When Rodney Kennedy was sheriff in 2000 Pennsylvania was so worried about its residents buying booze elsewhere that Capt. Leonard McDonald of the enforcement bureau told the Philadelphia Inquirer that they had “conducted about 60 liquor-smuggling stakeouts along the border and had made about 14 arrests.” Cecil County was being made to suffer simply because Pennsylvania booze was too high, local outlets said. “Cecil County is the most strict county of any with deal with, Sgt. Stephen Valencic added. “We had to go through a lot to get in there. But we need to keep track of the borders.”
Perhaps by 2008 the Commonwealth was growing weary of all of this. State Rep. Robert C. Donatucci, chairman of the House Liquor Control Committee, said the smuggling law was very tough to enforce. “It requires staking out liquor stores across the border, then stopping the lawbreakers once they crossed in Pennsylvania, and in Cecil County we have to let the police know 30 days in advance.” Only 11 people were cited in all of 2007 for illegally importing alcohol even though the law had been on the books since the 1930s. “Enforcement is labor intensive,” he complained.

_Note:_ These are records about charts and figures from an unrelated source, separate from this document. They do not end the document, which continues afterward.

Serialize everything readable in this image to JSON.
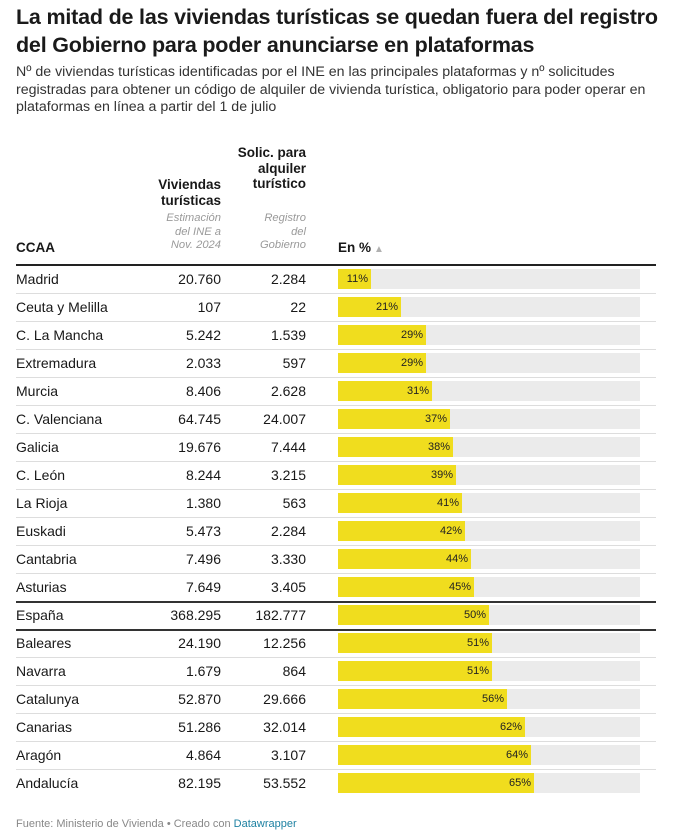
{
  "title": "La mitad de las viviendas turísticas se quedan fuera del registro del Gobierno para poder anunciarse en plataformas",
  "subtitle": "Nº de viviendas turísticas identificadas por el INE en las principales plataformas y nº solicitudes registradas para obtener un código de alquiler de vivienda turística, obligatorio para poder operar en plataformas en línea a partir del 1 de julio",
  "headers": {
    "ccaa": "CCAA",
    "viviendas": "Viviendas turísticas",
    "viviendas_sub": "Estimación del INE a Nov. 2024",
    "solicitudes": "Solic. para alquiler turístico",
    "solicitudes_sub": "Registro del Gobierno",
    "percent": "En %",
    "sort_icon": "triangle-up-icon"
  },
  "footer": {
    "source": "Fuente: Ministerio de Vivienda • Creado con",
    "link": "Datawrapper"
  },
  "colors": {
    "bar": "#f0dd1e",
    "bar_bg": "#ebebeb",
    "link": "#1d81a2"
  },
  "chart_data": {
    "type": "table",
    "columns": [
      "CCAA",
      "Viviendas turísticas",
      "Solic. para alquiler turístico",
      "En %"
    ],
    "percent_range": [
      0,
      100
    ],
    "rows": [
      {
        "ccaa": "Madrid",
        "viviendas": "20.760",
        "solicitudes": "2.284",
        "pct": 11,
        "pct_label": "11%"
      },
      {
        "ccaa": "Ceuta y Melilla",
        "viviendas": "107",
        "solicitudes": "22",
        "pct": 21,
        "pct_label": "21%"
      },
      {
        "ccaa": "C. La Mancha",
        "viviendas": "5.242",
        "solicitudes": "1.539",
        "pct": 29,
        "pct_label": "29%"
      },
      {
        "ccaa": "Extremadura",
        "viviendas": "2.033",
        "solicitudes": "597",
        "pct": 29,
        "pct_label": "29%"
      },
      {
        "ccaa": "Murcia",
        "viviendas": "8.406",
        "solicitudes": "2.628",
        "pct": 31,
        "pct_label": "31%"
      },
      {
        "ccaa": "C. Valenciana",
        "viviendas": "64.745",
        "solicitudes": "24.007",
        "pct": 37,
        "pct_label": "37%"
      },
      {
        "ccaa": "Galicia",
        "viviendas": "19.676",
        "solicitudes": "7.444",
        "pct": 38,
        "pct_label": "38%"
      },
      {
        "ccaa": "C. León",
        "viviendas": "8.244",
        "solicitudes": "3.215",
        "pct": 39,
        "pct_label": "39%"
      },
      {
        "ccaa": "La Rioja",
        "viviendas": "1.380",
        "solicitudes": "563",
        "pct": 41,
        "pct_label": "41%"
      },
      {
        "ccaa": "Euskadi",
        "viviendas": "5.473",
        "solicitudes": "2.284",
        "pct": 42,
        "pct_label": "42%"
      },
      {
        "ccaa": "Cantabria",
        "viviendas": "7.496",
        "solicitudes": "3.330",
        "pct": 44,
        "pct_label": "44%"
      },
      {
        "ccaa": "Asturias",
        "viviendas": "7.649",
        "solicitudes": "3.405",
        "pct": 45,
        "pct_label": "45%"
      },
      {
        "ccaa": "España",
        "viviendas": "368.295",
        "solicitudes": "182.777",
        "pct": 50,
        "pct_label": "50%",
        "highlight": true
      },
      {
        "ccaa": "Baleares",
        "viviendas": "24.190",
        "solicitudes": "12.256",
        "pct": 51,
        "pct_label": "51%"
      },
      {
        "ccaa": "Navarra",
        "viviendas": "1.679",
        "solicitudes": "864",
        "pct": 51,
        "pct_label": "51%"
      },
      {
        "ccaa": "Catalunya",
        "viviendas": "52.870",
        "solicitudes": "29.666",
        "pct": 56,
        "pct_label": "56%"
      },
      {
        "ccaa": "Canarias",
        "viviendas": "51.286",
        "solicitudes": "32.014",
        "pct": 62,
        "pct_label": "62%"
      },
      {
        "ccaa": "Aragón",
        "viviendas": "4.864",
        "solicitudes": "3.107",
        "pct": 64,
        "pct_label": "64%"
      },
      {
        "ccaa": "Andalucía",
        "viviendas": "82.195",
        "solicitudes": "53.552",
        "pct": 65,
        "pct_label": "65%"
      }
    ]
  }
}
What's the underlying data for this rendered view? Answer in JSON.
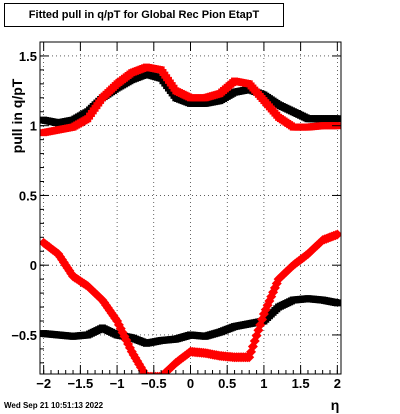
{
  "title": "Fitted pull in q/pT for Global Rec Pion EtapT",
  "timestamp": "Wed Sep 21 10:51:13 2022",
  "chart_data": {
    "type": "scatter",
    "title": "Fitted pull in q/pT for Global Rec Pion EtapT",
    "xlabel": "η",
    "ylabel": "pull in q/pT",
    "xlim": [
      -2.05,
      2.05
    ],
    "ylim": [
      -0.78,
      1.6
    ],
    "x_ticks": [
      -2,
      -1.5,
      -1,
      -0.5,
      0,
      0.5,
      1,
      1.5,
      2
    ],
    "x_tick_labels": [
      "−2",
      "−1.5",
      "−1",
      "−0.5",
      "0",
      "0.5",
      "1",
      "1.5",
      "2"
    ],
    "y_ticks": [
      -0.5,
      0,
      0.5,
      1,
      1.5
    ],
    "y_tick_labels": [
      "−0.5",
      "0",
      "0.5",
      "1",
      "1.5"
    ],
    "grid": true,
    "series": [
      {
        "marker": "square",
        "color": "#000000",
        "x": [
          -2.0,
          -1.8,
          -1.6,
          -1.4,
          -1.2,
          -1.0,
          -0.8,
          -0.6,
          -0.4,
          -0.2,
          0.0,
          0.2,
          0.4,
          0.6,
          0.8,
          1.0,
          1.2,
          1.4,
          1.6,
          1.8,
          2.0
        ],
        "y": [
          1.04,
          1.02,
          1.04,
          1.1,
          1.2,
          1.27,
          1.33,
          1.37,
          1.34,
          1.2,
          1.16,
          1.16,
          1.18,
          1.24,
          1.26,
          1.22,
          1.15,
          1.1,
          1.05,
          1.05,
          1.05
        ]
      },
      {
        "marker": "square",
        "color": "#ff0000",
        "x": [
          -2.0,
          -1.8,
          -1.6,
          -1.4,
          -1.2,
          -1.0,
          -0.8,
          -0.6,
          -0.4,
          -0.2,
          0.0,
          0.2,
          0.4,
          0.6,
          0.8,
          1.0,
          1.2,
          1.4,
          1.6,
          1.8,
          2.0
        ],
        "y": [
          0.95,
          0.97,
          0.99,
          1.05,
          1.2,
          1.3,
          1.38,
          1.42,
          1.4,
          1.25,
          1.2,
          1.2,
          1.23,
          1.32,
          1.3,
          1.18,
          1.06,
          0.99,
          0.99,
          1.0,
          1.0
        ]
      },
      {
        "marker": "square",
        "color": "#000000",
        "x": [
          -2.0,
          -1.8,
          -1.6,
          -1.4,
          -1.2,
          -1.0,
          -0.8,
          -0.6,
          -0.4,
          -0.2,
          0.0,
          0.2,
          0.4,
          0.6,
          0.8,
          1.0,
          1.2,
          1.4,
          1.6,
          1.8,
          2.0
        ],
        "y": [
          -0.49,
          -0.5,
          -0.51,
          -0.5,
          -0.45,
          -0.5,
          -0.52,
          -0.56,
          -0.54,
          -0.53,
          -0.5,
          -0.51,
          -0.48,
          -0.44,
          -0.42,
          -0.4,
          -0.3,
          -0.25,
          -0.24,
          -0.25,
          -0.27
        ]
      },
      {
        "marker": "diamond",
        "color": "#ff0000",
        "x": [
          -2.0,
          -1.8,
          -1.6,
          -1.4,
          -1.2,
          -1.0,
          -0.8,
          -0.6,
          -0.4,
          -0.2,
          0.0,
          0.2,
          0.4,
          0.6,
          0.8,
          1.0,
          1.2,
          1.4,
          1.6,
          1.8,
          2.0
        ],
        "y": [
          0.16,
          0.08,
          -0.08,
          -0.15,
          -0.25,
          -0.4,
          -0.62,
          -0.8,
          -0.8,
          -0.7,
          -0.62,
          -0.63,
          -0.65,
          -0.66,
          -0.66,
          -0.35,
          -0.1,
          0.0,
          0.08,
          0.18,
          0.22
        ]
      }
    ]
  }
}
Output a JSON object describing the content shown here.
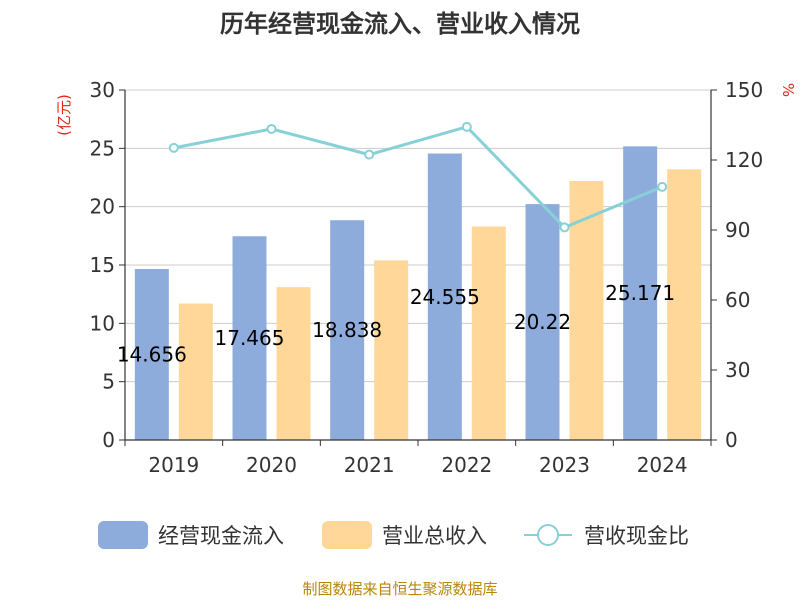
{
  "chart_data": {
    "type": "bar",
    "title": "历年经营现金流入、营业收入情况",
    "categories": [
      "2019",
      "2020",
      "2021",
      "2022",
      "2023",
      "2024"
    ],
    "series": [
      {
        "name": "经营现金流入",
        "type": "bar",
        "axis": "left",
        "color": "#8eacdb",
        "values": [
          14.656,
          17.465,
          18.838,
          24.555,
          20.22,
          25.171
        ],
        "labels": [
          "14.656",
          "17.465",
          "18.838",
          "24.555",
          "20.22",
          "25.171"
        ]
      },
      {
        "name": "营业总收入",
        "type": "bar",
        "axis": "left",
        "color": "#ffd899",
        "values": [
          11.7,
          13.1,
          15.4,
          18.3,
          22.2,
          23.2
        ]
      },
      {
        "name": "营收现金比",
        "type": "line",
        "axis": "right",
        "color": "#87d1d6",
        "values": [
          125.2,
          133.3,
          122.3,
          134.2,
          91.1,
          108.5
        ]
      }
    ],
    "y_left": {
      "label": "(亿元)",
      "min": 0,
      "max": 30,
      "ticks": [
        "0",
        "5",
        "10",
        "15",
        "20",
        "25",
        "30"
      ]
    },
    "y_right": {
      "label": "%",
      "min": 0,
      "max": 150,
      "ticks": [
        "0",
        "30",
        "60",
        "90",
        "120",
        "150"
      ]
    },
    "grid": true,
    "legend": "bottom"
  },
  "source_text": "制图数据来自恒生聚源数据库"
}
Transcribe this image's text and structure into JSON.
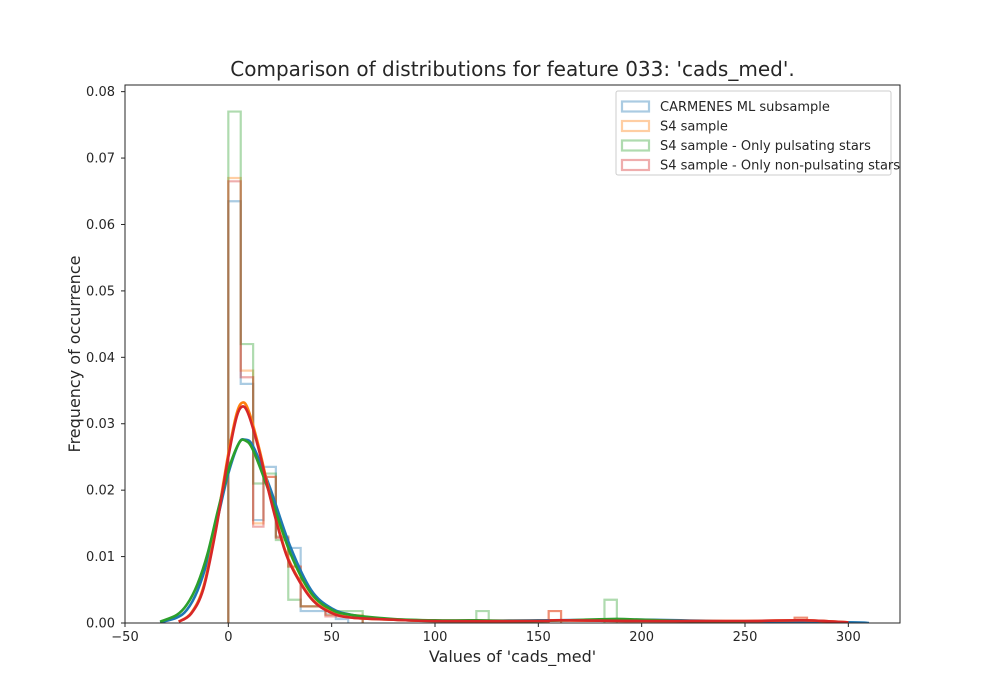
{
  "chart_data": {
    "type": "histogram",
    "title": "Comparison of distributions for feature 033: 'cads_med'.",
    "xlabel": "Values of 'cads_med'",
    "ylabel": "Frequency of occurrence",
    "xlim": [
      -50,
      325
    ],
    "ylim": [
      0,
      0.081
    ],
    "xticks": [
      -50,
      0,
      50,
      100,
      150,
      200,
      250,
      300
    ],
    "yticks": [
      0.0,
      0.01,
      0.02,
      0.03,
      0.04,
      0.05,
      0.06,
      0.07,
      0.08
    ],
    "ytick_labels": [
      "0.00",
      "0.01",
      "0.02",
      "0.03",
      "0.04",
      "0.05",
      "0.06",
      "0.07",
      "0.08"
    ],
    "grid": false,
    "legend_position": "upper right",
    "series": [
      {
        "name": "CARMENES ML subsample",
        "color": "#1f77b4",
        "bins": [
          {
            "x0": 0,
            "x1": 6,
            "y": 0.0635
          },
          {
            "x0": 6,
            "x1": 12,
            "y": 0.036
          },
          {
            "x0": 12,
            "x1": 17,
            "y": 0.0155
          },
          {
            "x0": 17,
            "x1": 23,
            "y": 0.0235
          },
          {
            "x0": 23,
            "x1": 29,
            "y": 0.013
          },
          {
            "x0": 29,
            "x1": 35,
            "y": 0.0113
          },
          {
            "x0": 35,
            "x1": 47,
            "y": 0.0018
          },
          {
            "x0": 47,
            "x1": 52,
            "y": 0.0013
          },
          {
            "x0": 52,
            "x1": 58,
            "y": 0.0006
          }
        ],
        "kde": {
          "x": [
            -33,
            -25,
            -20,
            -15,
            -10,
            -5,
            0,
            5,
            8,
            12,
            20,
            30,
            40,
            50,
            60,
            75,
            100,
            150,
            200,
            250,
            300,
            310
          ],
          "y": [
            0.0001,
            0.0008,
            0.002,
            0.0048,
            0.0095,
            0.016,
            0.0225,
            0.027,
            0.0276,
            0.0266,
            0.0205,
            0.0115,
            0.005,
            0.0022,
            0.0012,
            0.0006,
            0.0003,
            0.0004,
            0.0005,
            0.0002,
            0.0001,
            0.0
          ]
        }
      },
      {
        "name": "S4 sample",
        "color": "#ff7f0e",
        "bins": [
          {
            "x0": 0,
            "x1": 6,
            "y": 0.067
          },
          {
            "x0": 6,
            "x1": 12,
            "y": 0.038
          },
          {
            "x0": 12,
            "x1": 17,
            "y": 0.015
          },
          {
            "x0": 17,
            "x1": 23,
            "y": 0.022
          },
          {
            "x0": 23,
            "x1": 29,
            "y": 0.013
          },
          {
            "x0": 29,
            "x1": 35,
            "y": 0.0085
          },
          {
            "x0": 35,
            "x1": 47,
            "y": 0.0025
          },
          {
            "x0": 47,
            "x1": 65,
            "y": 0.0012
          },
          {
            "x0": 155,
            "x1": 161,
            "y": 0.0018
          },
          {
            "x0": 274,
            "x1": 280,
            "y": 0.0008
          }
        ],
        "kde": {
          "x": [
            -24,
            -18,
            -12,
            -6,
            0,
            4,
            7,
            10,
            15,
            20,
            25,
            30,
            40,
            50,
            60,
            80,
            100,
            150,
            160,
            200,
            250,
            278,
            300
          ],
          "y": [
            0.0002,
            0.0015,
            0.0055,
            0.0145,
            0.0255,
            0.0315,
            0.0332,
            0.0318,
            0.0262,
            0.0195,
            0.0135,
            0.009,
            0.0038,
            0.0016,
            0.0008,
            0.0005,
            0.0003,
            0.0003,
            0.0004,
            0.0003,
            0.0003,
            0.0004,
            0.0001
          ]
        }
      },
      {
        "name": "S4 sample - Only pulsating stars",
        "color": "#2ca02c",
        "bins": [
          {
            "x0": 0,
            "x1": 6,
            "y": 0.077
          },
          {
            "x0": 6,
            "x1": 12,
            "y": 0.042
          },
          {
            "x0": 12,
            "x1": 17,
            "y": 0.021
          },
          {
            "x0": 17,
            "x1": 23,
            "y": 0.0225
          },
          {
            "x0": 23,
            "x1": 29,
            "y": 0.0125
          },
          {
            "x0": 29,
            "x1": 35,
            "y": 0.0035
          },
          {
            "x0": 35,
            "x1": 47,
            "y": 0.0025
          },
          {
            "x0": 47,
            "x1": 65,
            "y": 0.0018
          },
          {
            "x0": 120,
            "x1": 126,
            "y": 0.0018
          },
          {
            "x0": 182,
            "x1": 188,
            "y": 0.0035
          }
        ],
        "kde": {
          "x": [
            -33,
            -25,
            -20,
            -15,
            -10,
            -5,
            0,
            5,
            8,
            12,
            20,
            30,
            40,
            50,
            60,
            80,
            100,
            120,
            150,
            185,
            200,
            230,
            250
          ],
          "y": [
            0.0002,
            0.0012,
            0.0028,
            0.0058,
            0.0105,
            0.017,
            0.023,
            0.027,
            0.0275,
            0.026,
            0.0195,
            0.0105,
            0.0045,
            0.002,
            0.0012,
            0.0006,
            0.0004,
            0.0004,
            0.0003,
            0.0006,
            0.0005,
            0.0002,
            0.0001
          ]
        }
      },
      {
        "name": "S4 sample - Only non-pulsating stars",
        "color": "#d62728",
        "bins": [
          {
            "x0": 0,
            "x1": 6,
            "y": 0.0665
          },
          {
            "x0": 6,
            "x1": 12,
            "y": 0.037
          },
          {
            "x0": 12,
            "x1": 17,
            "y": 0.0145
          },
          {
            "x0": 17,
            "x1": 23,
            "y": 0.022
          },
          {
            "x0": 23,
            "x1": 29,
            "y": 0.0128
          },
          {
            "x0": 29,
            "x1": 35,
            "y": 0.0085
          },
          {
            "x0": 35,
            "x1": 47,
            "y": 0.0025
          },
          {
            "x0": 47,
            "x1": 65,
            "y": 0.001
          },
          {
            "x0": 155,
            "x1": 161,
            "y": 0.0018
          },
          {
            "x0": 274,
            "x1": 280,
            "y": 0.0008
          }
        ],
        "kde": {
          "x": [
            -24,
            -18,
            -12,
            -6,
            0,
            4,
            7,
            10,
            15,
            20,
            25,
            30,
            40,
            50,
            60,
            80,
            100,
            150,
            160,
            200,
            250,
            278,
            300
          ],
          "y": [
            0.0002,
            0.0014,
            0.0052,
            0.014,
            0.025,
            0.031,
            0.0326,
            0.0312,
            0.0258,
            0.0192,
            0.0133,
            0.0088,
            0.0037,
            0.0015,
            0.0008,
            0.0005,
            0.0003,
            0.0003,
            0.0004,
            0.0003,
            0.0003,
            0.0004,
            0.0001
          ]
        }
      }
    ]
  }
}
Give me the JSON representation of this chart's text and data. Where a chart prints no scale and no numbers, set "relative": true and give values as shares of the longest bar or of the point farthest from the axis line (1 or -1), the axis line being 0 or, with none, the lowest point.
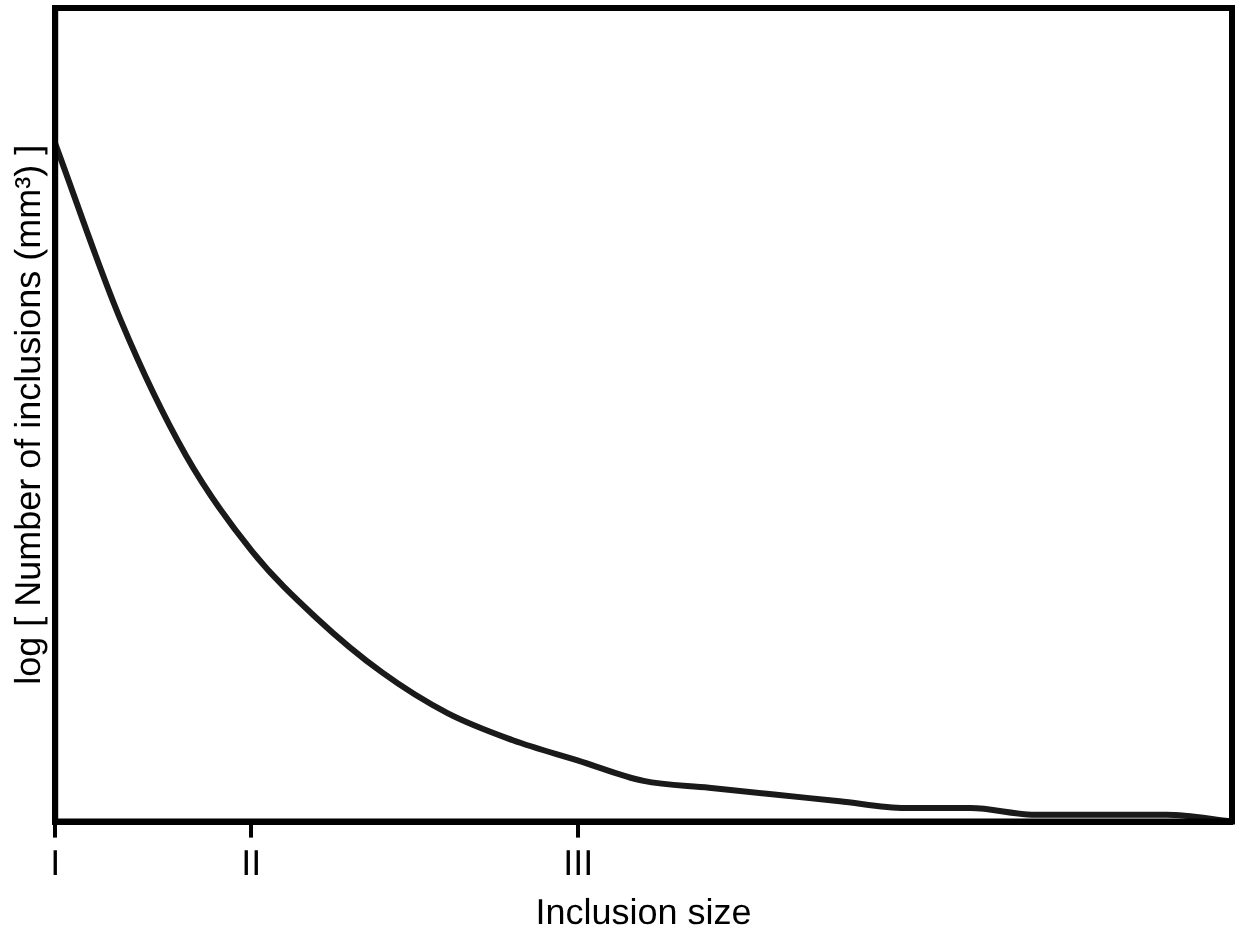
{
  "chart_data": {
    "type": "line",
    "xlabel": "Inclusion size",
    "ylabel": "log [ Number of inclusions (mm³) ]",
    "categories": [
      "I",
      null,
      null,
      "II",
      null,
      null,
      null,
      null,
      "III",
      null,
      null,
      null,
      null,
      null,
      null,
      null,
      null,
      null,
      null
    ],
    "series": [
      {
        "color": "#1a1a1a",
        "values": [
          1.0,
          0.74,
          0.54,
          0.4,
          0.3,
          0.22,
          0.16,
          0.12,
          0.09,
          0.06,
          0.05,
          0.04,
          0.03,
          0.02,
          0.02,
          0.01,
          0.01,
          0.01,
          0.0
        ]
      }
    ],
    "relative": true,
    "grid": false,
    "legend": false,
    "marker": "none",
    "line_style": "solid"
  }
}
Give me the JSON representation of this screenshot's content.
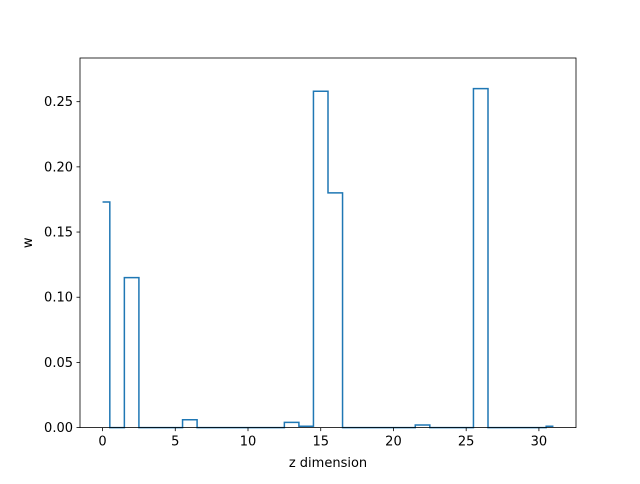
{
  "chart_data": {
    "type": "step",
    "title": "",
    "xlabel": "z dimension",
    "ylabel": "w",
    "xlim": [
      -1.55,
      32.55
    ],
    "ylim": [
      0,
      0.2835
    ],
    "xticks": [
      0,
      5,
      10,
      15,
      20,
      25,
      30
    ],
    "xtick_labels": [
      "0",
      "5",
      "10",
      "15",
      "20",
      "25",
      "30"
    ],
    "yticks": [
      0.0,
      0.05,
      0.1,
      0.15,
      0.2,
      0.25
    ],
    "ytick_labels": [
      "0.00",
      "0.05",
      "0.10",
      "0.15",
      "0.20",
      "0.25"
    ],
    "grid": false,
    "line_color": "#1f77b4",
    "x": [
      0,
      1,
      2,
      3,
      4,
      5,
      6,
      7,
      8,
      9,
      10,
      11,
      12,
      13,
      14,
      15,
      16,
      17,
      18,
      19,
      20,
      21,
      22,
      23,
      24,
      25,
      26,
      27,
      28,
      29,
      30,
      31
    ],
    "values": [
      0.173,
      0.0,
      0.115,
      0.0,
      0.0,
      0.0,
      0.006,
      0.0,
      0.0,
      0.0,
      0.0,
      0.0,
      0.0,
      0.004,
      0.001,
      0.258,
      0.18,
      0.0,
      0.0,
      0.0,
      0.0,
      0.0,
      0.002,
      0.0,
      0.0,
      0.0,
      0.26,
      0.0,
      0.0,
      0.0,
      0.0,
      0.001
    ]
  }
}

The border wars haven’t flared up lately, perhaps because Pennsylvanians have been distracted by a debate about modernizing or privatizing the state controlled distribution system. One of the proposals as the internal political wrangling goes on is to eliminate the distribution monopoly and let competition and the marketplace deal with the price advantage that exists for consumers in the “Free State.”